Hacker News new | past | comments | ask | show | jobs | submit login

How to work with someone who:

1. you have to work with remotely, and

2. never reads your entire e-mails, only the first sentence or (if you're lucky) the first paragraph.

Any ideas?




Shorter emails? I'm serious. I try to write a draft, then edit it until the core message is left. Then, "check this docs/let's have a virtual meet" for more context.


Put the essence into the very first sentence of the email: bottom line up front (BLUF) [1] [2]

[1] https://www.animalz.co/blog/bottom-line-up-front/

[2] https://hbr.org/2016/11/how-to-write-email-with-military-pre...

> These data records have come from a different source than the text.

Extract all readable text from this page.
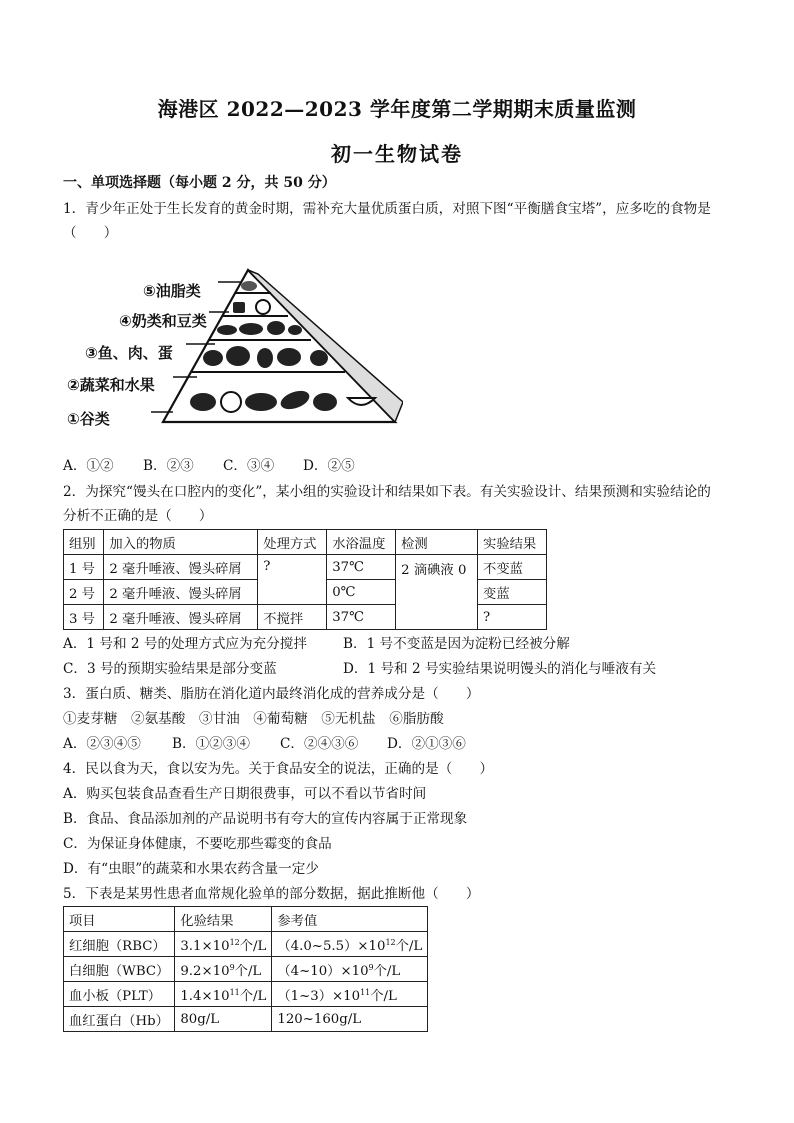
海港区 2022—2023 学年度第二学期期末质量监测
初一生物试卷
一、单项选择题（每小题 2 分，共 50 分）
1．青少年正处于生长发育的黄金时期，需补充大量优质蛋白质，对照下图“平衡膳食宝塔”，应多吃的食物是
（　　）
⑤油脂类
④奶类和豆类
③鱼、肉、蛋
②蔬菜和水果
①谷类
A．①② B．②③ C．③④ D．②⑤
2．为探究“馒头在口腔内的变化”，某小组的实验设计和结果如下表。有关实验设计、结果预测和实验结论的
分析不正确的是（　　）
组别	加入的物质	处理方式	水浴温度	检测	实验结果
1 号	2 毫升唾液、馒头碎屑	?	37℃	2 滴碘液 0	不变蓝
2 号	2 毫升唾液、馒头碎屑		0℃		变蓝
3 号	2 毫升唾液、馒头碎屑	不搅拌	37℃		?
A．1 号和 2 号的处理方式应为充分搅拌	B．1 号不变蓝是因为淀粉已经被分解
C．3 号的预期实验结果是部分变蓝	D．1 号和 2 号实验结果说明馒头的消化与唾液有关
3．蛋白质、糖类、脂肪在消化道内最终消化成的营养成分是（　　）
①麦芽糖　②氨基酸　③甘油　④葡萄糖　⑤无机盐　⑥脂肪酸
A．②③④⑤ B．①②③④ C．②④③⑥ D．②①③⑥
4．民以食为天，食以安为先。关于食品安全的说法，正确的是（　　）
A．购买包装食品查看生产日期很费事，可以不看以节省时间
B．食品、食品添加剂的产品说明书有夸大的宣传内容属于正常现象
C．为保证身体健康，不要吃那些霉变的食品
D．有“虫眼”的蔬菜和水果农药含量一定少
5．下表是某男性患者血常规化验单的部分数据，据此推断他（　　）
项目	化验结果	参考值
红细胞（RBC）	$3.1\times 10^{12}$个/L	$(4.0\sim 5.5)\times 10^{12}$个/L
白细胞（WBC）	$9.2\times 10^9$个/L	$(4\sim 10)\times 10^9$个/L
血小板（PLT）	$1.4\times 10^{11}$个/L	$(1\sim 3)\times 10^{11}$个/L
血红蛋白（Hb）	80g/L	120~160g/L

> never reads your entire emails

That’s basically every executive, or most managers, so only lead with the most important bullets and put details way at the bottom


I have a formula for emails that I follow because most people don't really read past the first sentence.

The very first sentence of any work email I send is the action I want them to perform -- the sentence that most people would put at the end. I also write the subject line so it functions as a todo bullet point for them.

The next paragraph is a summary of why I need them to do whatever it is that I am asking them to do.

The rest of the email is the details.

The last paragraph of the email restates the first.


Condense email, always a good idea to reflect, e.g I can quickly write too long texts where you can cut half. Condensing down to one sentence is maybe hard though.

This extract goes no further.